But from another angle, if the context and power dynamics work out, a couple may manipulate the forms of an arranged contract in order to provide a context to enjoy their romantic relationship. Rather than the contract serving as an arranged or forced context, it becomes the “fake” context that gives cover to a less public purpose.

Employment Bonds

Outside the upper class, the apprenticeship system is something of a parallel to fosterage. The range of jobs a young woman might be apprenticed into will depend on context, but could include joining her mistress’s household. As with fosterage, she may have an ambiguous position in that household depending on her own background. And her interactions with her fellow apprentices (or with the mistress’s daughter!) create the romantic potential. In the early modern and later eras, you can find a similar dynamic when “poor relations” might place a child in the household of more comfortable relatives, or an unmarried woman might take a place as companion in the household of a relative or social connection of the family.

For that matter, any sort of employment situation can create the sort of contractual framework that can operate as an analogue for marriage for the purposes of a trope. While the power dynamics of employer and employee can complicate the ethics of a relationship for modern authors and readers, they are not qualitatively different from the historic power dynamics of husband and wife. Employment in personal service, such as a lady’s maid or--at a higher level of society--as a lady in waiting, creates the sort of intimate proximity in which complicated desires can flourish. And as with other contractual relationships, the “story behind the story” can turn what appears to be straightforward employment into a fake relationship or a relationship of convenience. What if the lady’s maid isn’t actually a working-class servant but is being concealed from danger under the guise of employment? What if the supposedly loyal lady in waiting is actually a spy?

I’ve talked about the enticing potential of companion roles as a context for romance, but they also provide the possibility of fake or convenience-based relationships. A well-off woman might take on a companion against her preference for any number of reasons. Perhaps she needs a companion for social appearances. Perhaps she’s been pressured to take the woman on as a favor to someone else. Perhaps the two women have decided that a companion arrangement is convenient for both of them even if not financially or socially necessary. In all of these, the companion bond may step in for a marriage in fake, arranged, or convenience tropes in which a romance develops within the context of the bond.

But from a different angle, what if the romance comes first and it’s the employment relationship that is the fake? Here we have a possibility that differs somewhat from the male-female trope. If a man and woman are in love and have communicated that love to each other, and if there is no bar to them getting married, there’s no good reason to frame a marriage as “fake” in that context. But if two women have confessed their love to each other and present themselves publicly as mistress and companion because it gives them a context for sharing their lives, then it’s reasonable to view it as a “fake companion” relationship. You see how things twist and change?

The Bonds of Friendship

In many cultures, there was a recognition and celebration of intimate personal friendships that could even be understood as being closer than the emotional bonds of marriage. As an ideal, such friendships were not dictated by economic, genetic, or social ties but were the free union of two souls. Such friends might use the same language as marriage to talk about their bond, and in some contexts might have formal or informal rituals available to mark their commitment to each other.

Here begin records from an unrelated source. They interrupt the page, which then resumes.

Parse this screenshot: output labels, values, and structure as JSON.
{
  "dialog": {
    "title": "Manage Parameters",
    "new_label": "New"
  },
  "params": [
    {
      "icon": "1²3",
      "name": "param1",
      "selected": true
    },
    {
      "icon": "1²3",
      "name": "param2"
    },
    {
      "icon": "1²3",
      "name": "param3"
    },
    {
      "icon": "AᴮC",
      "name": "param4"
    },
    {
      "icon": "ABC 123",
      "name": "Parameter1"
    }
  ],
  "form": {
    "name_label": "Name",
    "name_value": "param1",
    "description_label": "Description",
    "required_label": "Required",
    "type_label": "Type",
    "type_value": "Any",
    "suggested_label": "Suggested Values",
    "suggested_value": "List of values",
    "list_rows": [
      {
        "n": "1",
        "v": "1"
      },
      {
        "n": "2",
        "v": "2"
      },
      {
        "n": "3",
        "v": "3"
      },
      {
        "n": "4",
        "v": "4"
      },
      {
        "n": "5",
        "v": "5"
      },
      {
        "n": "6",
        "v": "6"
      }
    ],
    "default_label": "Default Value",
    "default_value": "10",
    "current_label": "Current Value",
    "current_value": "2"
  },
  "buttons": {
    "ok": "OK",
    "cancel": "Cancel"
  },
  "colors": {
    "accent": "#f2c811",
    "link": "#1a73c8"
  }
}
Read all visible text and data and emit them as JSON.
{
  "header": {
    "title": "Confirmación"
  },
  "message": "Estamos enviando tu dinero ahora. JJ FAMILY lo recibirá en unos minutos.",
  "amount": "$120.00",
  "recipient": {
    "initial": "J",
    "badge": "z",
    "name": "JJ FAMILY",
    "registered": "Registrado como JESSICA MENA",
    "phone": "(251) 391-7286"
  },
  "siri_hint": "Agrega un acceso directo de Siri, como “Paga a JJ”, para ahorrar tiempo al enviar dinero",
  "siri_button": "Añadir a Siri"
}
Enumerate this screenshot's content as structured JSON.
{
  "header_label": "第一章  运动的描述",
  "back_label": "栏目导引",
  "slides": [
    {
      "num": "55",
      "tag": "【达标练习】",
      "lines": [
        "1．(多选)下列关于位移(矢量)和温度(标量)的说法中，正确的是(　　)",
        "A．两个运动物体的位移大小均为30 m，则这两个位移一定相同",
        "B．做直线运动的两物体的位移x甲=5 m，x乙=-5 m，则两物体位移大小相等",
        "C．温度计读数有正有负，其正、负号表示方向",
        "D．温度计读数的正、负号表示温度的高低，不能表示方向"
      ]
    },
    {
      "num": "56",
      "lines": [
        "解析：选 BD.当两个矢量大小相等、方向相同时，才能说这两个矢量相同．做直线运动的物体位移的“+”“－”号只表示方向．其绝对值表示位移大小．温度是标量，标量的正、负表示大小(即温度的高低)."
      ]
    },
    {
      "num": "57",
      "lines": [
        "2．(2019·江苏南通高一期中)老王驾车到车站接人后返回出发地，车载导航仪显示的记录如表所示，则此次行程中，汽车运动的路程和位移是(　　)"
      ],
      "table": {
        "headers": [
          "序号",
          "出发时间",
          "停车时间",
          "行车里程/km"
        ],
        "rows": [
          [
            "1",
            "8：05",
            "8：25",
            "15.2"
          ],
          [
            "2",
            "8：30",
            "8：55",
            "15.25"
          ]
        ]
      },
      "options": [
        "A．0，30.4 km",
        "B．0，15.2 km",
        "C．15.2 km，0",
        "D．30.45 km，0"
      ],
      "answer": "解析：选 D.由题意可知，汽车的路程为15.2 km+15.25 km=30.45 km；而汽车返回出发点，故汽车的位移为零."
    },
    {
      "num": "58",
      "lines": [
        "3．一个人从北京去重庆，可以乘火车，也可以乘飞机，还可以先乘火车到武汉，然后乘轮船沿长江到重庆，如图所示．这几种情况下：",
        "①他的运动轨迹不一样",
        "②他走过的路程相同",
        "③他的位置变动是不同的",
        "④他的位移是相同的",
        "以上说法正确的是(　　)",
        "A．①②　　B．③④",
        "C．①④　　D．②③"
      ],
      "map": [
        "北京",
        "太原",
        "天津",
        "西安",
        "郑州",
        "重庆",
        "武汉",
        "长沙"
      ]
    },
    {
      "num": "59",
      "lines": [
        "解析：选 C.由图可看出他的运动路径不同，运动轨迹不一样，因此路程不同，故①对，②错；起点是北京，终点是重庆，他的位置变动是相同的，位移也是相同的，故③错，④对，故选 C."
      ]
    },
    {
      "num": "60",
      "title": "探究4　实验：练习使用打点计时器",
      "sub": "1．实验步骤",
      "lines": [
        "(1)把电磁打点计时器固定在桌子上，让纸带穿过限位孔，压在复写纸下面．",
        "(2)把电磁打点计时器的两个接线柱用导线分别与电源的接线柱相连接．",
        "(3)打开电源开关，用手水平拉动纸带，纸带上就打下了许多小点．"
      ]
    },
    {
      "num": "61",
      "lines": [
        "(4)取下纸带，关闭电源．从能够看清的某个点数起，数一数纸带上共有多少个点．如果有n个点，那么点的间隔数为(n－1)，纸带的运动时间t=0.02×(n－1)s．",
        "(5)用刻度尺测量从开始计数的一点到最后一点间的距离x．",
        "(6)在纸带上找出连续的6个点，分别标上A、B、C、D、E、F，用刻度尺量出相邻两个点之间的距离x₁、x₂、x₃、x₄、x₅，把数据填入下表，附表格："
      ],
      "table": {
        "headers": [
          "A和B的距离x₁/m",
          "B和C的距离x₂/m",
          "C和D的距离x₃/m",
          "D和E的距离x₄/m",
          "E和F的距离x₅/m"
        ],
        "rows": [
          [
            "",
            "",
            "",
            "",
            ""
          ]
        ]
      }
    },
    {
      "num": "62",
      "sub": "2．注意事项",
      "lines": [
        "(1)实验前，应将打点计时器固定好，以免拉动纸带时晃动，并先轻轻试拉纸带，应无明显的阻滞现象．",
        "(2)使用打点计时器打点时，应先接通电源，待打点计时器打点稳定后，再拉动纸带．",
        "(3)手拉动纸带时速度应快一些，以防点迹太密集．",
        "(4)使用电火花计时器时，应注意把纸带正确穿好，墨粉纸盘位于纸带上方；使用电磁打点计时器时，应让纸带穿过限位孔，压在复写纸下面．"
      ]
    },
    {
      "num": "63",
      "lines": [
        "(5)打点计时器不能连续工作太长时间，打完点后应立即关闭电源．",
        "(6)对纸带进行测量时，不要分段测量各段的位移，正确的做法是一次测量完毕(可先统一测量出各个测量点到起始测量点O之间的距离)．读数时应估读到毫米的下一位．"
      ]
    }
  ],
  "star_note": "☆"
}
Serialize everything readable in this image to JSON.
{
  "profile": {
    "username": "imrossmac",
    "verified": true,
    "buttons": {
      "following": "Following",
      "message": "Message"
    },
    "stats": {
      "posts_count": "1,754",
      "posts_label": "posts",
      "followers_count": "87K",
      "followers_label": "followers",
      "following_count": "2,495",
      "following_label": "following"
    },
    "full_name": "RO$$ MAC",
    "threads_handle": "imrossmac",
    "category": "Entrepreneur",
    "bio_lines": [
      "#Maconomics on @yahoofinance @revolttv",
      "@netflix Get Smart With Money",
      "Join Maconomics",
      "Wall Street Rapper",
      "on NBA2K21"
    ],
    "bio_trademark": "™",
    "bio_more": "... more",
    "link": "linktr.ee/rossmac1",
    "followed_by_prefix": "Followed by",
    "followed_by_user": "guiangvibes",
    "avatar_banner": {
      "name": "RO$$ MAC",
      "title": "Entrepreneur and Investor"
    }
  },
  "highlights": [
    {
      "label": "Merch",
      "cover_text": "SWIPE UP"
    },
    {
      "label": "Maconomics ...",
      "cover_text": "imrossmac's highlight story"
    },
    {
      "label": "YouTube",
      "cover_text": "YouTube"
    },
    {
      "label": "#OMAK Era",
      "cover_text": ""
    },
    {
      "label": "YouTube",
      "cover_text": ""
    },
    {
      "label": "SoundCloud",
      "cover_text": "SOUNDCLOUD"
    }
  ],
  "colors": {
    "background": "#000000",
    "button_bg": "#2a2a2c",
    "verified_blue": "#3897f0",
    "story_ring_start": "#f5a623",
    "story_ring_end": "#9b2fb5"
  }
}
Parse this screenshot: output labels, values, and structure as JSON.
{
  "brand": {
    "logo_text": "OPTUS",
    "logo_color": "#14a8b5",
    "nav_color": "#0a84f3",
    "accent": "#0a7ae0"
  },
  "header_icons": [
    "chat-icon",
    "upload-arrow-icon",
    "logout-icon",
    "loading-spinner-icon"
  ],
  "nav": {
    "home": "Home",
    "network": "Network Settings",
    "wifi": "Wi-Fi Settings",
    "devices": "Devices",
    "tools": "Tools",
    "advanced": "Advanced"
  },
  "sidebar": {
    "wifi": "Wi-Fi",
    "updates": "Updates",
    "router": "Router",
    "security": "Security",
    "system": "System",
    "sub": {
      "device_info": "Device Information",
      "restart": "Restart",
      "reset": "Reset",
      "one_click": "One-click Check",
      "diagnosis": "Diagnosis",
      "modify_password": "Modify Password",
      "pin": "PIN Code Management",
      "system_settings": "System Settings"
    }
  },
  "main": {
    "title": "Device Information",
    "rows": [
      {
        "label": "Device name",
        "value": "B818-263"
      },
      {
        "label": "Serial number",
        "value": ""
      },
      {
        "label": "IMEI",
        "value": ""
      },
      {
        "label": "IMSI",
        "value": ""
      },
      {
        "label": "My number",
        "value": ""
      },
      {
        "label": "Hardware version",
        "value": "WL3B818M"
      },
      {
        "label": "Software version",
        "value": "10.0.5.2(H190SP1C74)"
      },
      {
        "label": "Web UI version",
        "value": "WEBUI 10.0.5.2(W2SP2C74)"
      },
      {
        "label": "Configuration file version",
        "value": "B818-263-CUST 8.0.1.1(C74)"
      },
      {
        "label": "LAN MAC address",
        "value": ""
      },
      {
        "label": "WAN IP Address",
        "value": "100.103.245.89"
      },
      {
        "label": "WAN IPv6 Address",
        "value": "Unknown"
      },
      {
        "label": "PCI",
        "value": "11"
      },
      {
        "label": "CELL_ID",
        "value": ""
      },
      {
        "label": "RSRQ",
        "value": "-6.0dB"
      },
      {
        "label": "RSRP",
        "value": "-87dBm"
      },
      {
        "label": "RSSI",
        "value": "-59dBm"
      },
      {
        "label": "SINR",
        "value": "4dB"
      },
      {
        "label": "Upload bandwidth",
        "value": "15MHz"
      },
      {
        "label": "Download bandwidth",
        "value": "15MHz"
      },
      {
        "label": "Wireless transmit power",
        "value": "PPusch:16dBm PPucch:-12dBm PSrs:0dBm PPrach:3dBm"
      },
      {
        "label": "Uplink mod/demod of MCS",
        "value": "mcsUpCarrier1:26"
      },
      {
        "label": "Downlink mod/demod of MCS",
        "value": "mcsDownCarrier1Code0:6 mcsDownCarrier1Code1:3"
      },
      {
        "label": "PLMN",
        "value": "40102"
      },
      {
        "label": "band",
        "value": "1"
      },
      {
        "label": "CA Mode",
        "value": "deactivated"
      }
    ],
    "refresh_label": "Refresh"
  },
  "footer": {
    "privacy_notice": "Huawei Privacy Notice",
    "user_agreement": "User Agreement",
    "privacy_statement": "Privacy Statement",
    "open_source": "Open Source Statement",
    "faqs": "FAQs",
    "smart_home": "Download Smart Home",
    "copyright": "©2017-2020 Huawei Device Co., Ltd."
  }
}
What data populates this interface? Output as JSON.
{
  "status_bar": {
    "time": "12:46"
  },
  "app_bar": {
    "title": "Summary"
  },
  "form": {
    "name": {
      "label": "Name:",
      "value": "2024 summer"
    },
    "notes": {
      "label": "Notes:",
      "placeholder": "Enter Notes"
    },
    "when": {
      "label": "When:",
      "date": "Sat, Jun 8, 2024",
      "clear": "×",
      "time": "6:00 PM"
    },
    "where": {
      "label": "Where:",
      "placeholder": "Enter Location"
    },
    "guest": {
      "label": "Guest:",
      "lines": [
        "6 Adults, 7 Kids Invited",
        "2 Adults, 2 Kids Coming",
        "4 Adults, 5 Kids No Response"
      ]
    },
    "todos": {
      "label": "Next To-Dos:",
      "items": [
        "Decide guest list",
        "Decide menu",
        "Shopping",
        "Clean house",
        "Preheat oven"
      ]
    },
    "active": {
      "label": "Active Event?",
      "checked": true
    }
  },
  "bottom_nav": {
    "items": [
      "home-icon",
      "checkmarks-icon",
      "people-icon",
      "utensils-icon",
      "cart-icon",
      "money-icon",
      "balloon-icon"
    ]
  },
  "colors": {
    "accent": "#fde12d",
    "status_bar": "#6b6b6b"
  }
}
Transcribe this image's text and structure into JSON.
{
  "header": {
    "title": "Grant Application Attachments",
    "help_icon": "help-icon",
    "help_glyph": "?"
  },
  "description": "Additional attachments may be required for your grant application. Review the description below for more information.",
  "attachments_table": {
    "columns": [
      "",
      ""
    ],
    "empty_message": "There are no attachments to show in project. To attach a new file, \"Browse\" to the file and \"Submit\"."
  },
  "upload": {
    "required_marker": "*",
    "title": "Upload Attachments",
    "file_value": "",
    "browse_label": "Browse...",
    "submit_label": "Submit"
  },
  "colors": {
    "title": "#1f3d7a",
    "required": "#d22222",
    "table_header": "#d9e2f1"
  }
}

Until relatively recently, there was usually an assumption that true friendship was difficult to maintain between those of different genders without it turning awkwardly sexual, and therefore friendship practices tended to revolve around same-sex pairs. Alan Bray’s book The Friend [https://alpennia.com/lhmp/lhmp-288-bray-2003-friend] is a useful detailed study of attitudes and practices around same-sex friendship across a long span of time, although he focuses almost exclusively on male friendships. But there are a number of studies of intimate female friendships, especially from the 17th century and later, that provide models for fictional characters.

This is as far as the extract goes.